Cette mémoire vive, c'est celle des 36 000 monuments aux morts bâtis après guerre comme autant d'instruments de résilience, ces monuments aux morts où sont inscrits des noms familiers à presque tous les foyers français.
Je pourrais également évoquer la plus grande nécropole allemande de la Seconde guerre mondiale, à côté de Toul, à Andilly, où reposent en paix 33 000 soldats allemands, de qui nous faisons mémoire et à qui nous rendons hommage chaque année. Ceux qui, comme moi, viennent de ces territoires, ont sous leurs semelles la poussière de ces cimetières et la mémoire de ces lieux de tragédie.

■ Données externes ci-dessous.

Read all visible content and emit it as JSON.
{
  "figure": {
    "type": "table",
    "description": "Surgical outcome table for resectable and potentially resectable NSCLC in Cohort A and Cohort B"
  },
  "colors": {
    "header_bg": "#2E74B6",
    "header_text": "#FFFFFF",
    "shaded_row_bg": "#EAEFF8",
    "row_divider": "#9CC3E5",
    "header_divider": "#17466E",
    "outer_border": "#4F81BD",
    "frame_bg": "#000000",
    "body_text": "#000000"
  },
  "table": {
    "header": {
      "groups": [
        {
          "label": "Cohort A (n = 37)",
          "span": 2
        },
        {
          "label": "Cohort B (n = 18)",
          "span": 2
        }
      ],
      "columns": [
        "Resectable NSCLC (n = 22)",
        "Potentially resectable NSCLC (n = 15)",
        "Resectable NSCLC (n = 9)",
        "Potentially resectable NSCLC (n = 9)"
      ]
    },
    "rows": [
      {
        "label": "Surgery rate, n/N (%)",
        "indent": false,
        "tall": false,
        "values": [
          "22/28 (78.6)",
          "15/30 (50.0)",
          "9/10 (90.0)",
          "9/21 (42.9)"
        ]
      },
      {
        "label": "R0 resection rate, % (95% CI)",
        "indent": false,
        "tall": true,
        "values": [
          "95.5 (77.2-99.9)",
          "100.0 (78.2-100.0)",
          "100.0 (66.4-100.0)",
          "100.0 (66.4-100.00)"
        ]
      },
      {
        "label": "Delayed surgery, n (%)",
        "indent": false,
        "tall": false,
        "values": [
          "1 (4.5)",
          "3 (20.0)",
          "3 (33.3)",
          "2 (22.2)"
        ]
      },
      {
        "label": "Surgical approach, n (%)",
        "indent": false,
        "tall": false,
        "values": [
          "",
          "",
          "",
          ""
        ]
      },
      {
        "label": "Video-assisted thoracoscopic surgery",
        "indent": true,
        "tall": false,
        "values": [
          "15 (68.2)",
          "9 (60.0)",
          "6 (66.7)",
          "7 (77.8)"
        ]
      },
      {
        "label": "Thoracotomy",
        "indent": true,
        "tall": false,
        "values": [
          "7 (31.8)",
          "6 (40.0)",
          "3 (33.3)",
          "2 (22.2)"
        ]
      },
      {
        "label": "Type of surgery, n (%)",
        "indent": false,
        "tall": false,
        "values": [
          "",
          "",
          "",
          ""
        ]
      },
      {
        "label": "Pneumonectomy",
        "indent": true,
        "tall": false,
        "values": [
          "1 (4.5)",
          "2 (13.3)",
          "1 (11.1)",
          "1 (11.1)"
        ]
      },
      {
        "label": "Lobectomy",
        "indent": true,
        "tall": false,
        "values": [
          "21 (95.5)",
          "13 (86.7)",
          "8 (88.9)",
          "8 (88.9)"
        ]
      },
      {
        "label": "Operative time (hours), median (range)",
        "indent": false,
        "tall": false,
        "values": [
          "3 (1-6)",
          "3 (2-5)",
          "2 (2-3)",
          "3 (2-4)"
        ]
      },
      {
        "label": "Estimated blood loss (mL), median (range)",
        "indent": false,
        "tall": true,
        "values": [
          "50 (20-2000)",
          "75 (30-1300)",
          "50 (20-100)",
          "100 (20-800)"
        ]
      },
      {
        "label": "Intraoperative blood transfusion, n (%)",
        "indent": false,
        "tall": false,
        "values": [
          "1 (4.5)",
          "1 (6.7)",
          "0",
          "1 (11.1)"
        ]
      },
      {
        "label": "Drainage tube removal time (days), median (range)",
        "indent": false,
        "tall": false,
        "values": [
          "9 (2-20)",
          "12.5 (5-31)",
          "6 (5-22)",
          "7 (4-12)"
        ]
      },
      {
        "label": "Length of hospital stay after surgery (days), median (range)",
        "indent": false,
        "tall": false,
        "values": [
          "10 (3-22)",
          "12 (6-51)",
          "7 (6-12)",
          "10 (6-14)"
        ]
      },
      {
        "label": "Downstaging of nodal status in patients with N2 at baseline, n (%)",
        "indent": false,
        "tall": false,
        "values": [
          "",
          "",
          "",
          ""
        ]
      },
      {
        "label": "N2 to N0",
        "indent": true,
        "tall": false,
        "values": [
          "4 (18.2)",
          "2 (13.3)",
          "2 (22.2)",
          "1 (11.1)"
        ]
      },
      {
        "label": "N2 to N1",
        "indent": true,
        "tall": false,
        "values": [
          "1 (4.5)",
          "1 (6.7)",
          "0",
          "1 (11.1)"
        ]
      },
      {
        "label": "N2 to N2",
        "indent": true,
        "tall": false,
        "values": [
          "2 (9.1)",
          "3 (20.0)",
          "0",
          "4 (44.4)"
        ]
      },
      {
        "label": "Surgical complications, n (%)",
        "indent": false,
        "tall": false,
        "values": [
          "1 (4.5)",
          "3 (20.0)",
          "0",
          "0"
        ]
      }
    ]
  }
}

Lors des cérémonies organisées à la mémoire de ces soldats, qui nous unissent à nos collègues allemands – souvent du Bundestag – , je repense à chaque fois à cette peinture de Goya intitulée La Rixe, que Michel Serres a magnifiquement commentée. On y voit deux personnages se frappant l'un l'autre à coup de gourdin dans un marécage ; Michel Serres ajoutait qu'inéluctablement, chacun des coups qu'ils se donnent les y enfonce plus profondément. Tel était le sort de nos peuples.
Pour faire mémoire de ces tragédies, nous avons un maître de mémoire, qui vient de l'autre côté des Alpes ; c'est Primo Levi, qui nous répète le poème qu'il a donné comme exergue à son livre Si c'est un homme : « Considérez si c'est un homme [… ], considérez si c'est une femme [… ], pensez-y chez vous, dans la rue, en vous couchant, en vous levant ; répétez-le à vos enfants. »
Cela fait cinquante-cinq ans qu'une nouvelle frontière s'est établie, qui ressemble à cette définition de Régis Debray : « une limite hospitalière garante de la diversité du monde ». Cette frontière que franchissent allègrement nos enfants aujourd'hui est le fruit d'un combat. Nous avons été contre l'Allemagne dans les deux sens du terme : au sens où nous avons été « en face » d'elle, d'abord, et depuis deux générations, au sens où nous sommes « à côté d'elle ».
Il y a peu, à Jérusalem, l'on m'a dit que le Proche-Orient peut garder espoir en voyant l'histoire de ce morceau d'Europe que nous avons rebâti ensemble.
Je me rappelle l'émotion qui m'étreignait le 9 novembre 1989 lorsque avec plusieurs amis, nous avons repris la route que nous prenions adolescents pour soutenir Solidarnosc, cette fois afin partager notre joie avec les jeunes Allemands sous la porte de Brandebourg. Cette émotion nous a à nouveau saisis le 11 janvier 2015 lorsque, comme aucune autre nation, vous avez, chers collègues et amis allemands, manifesté votre fraternité dans la traversée de l'épreuve.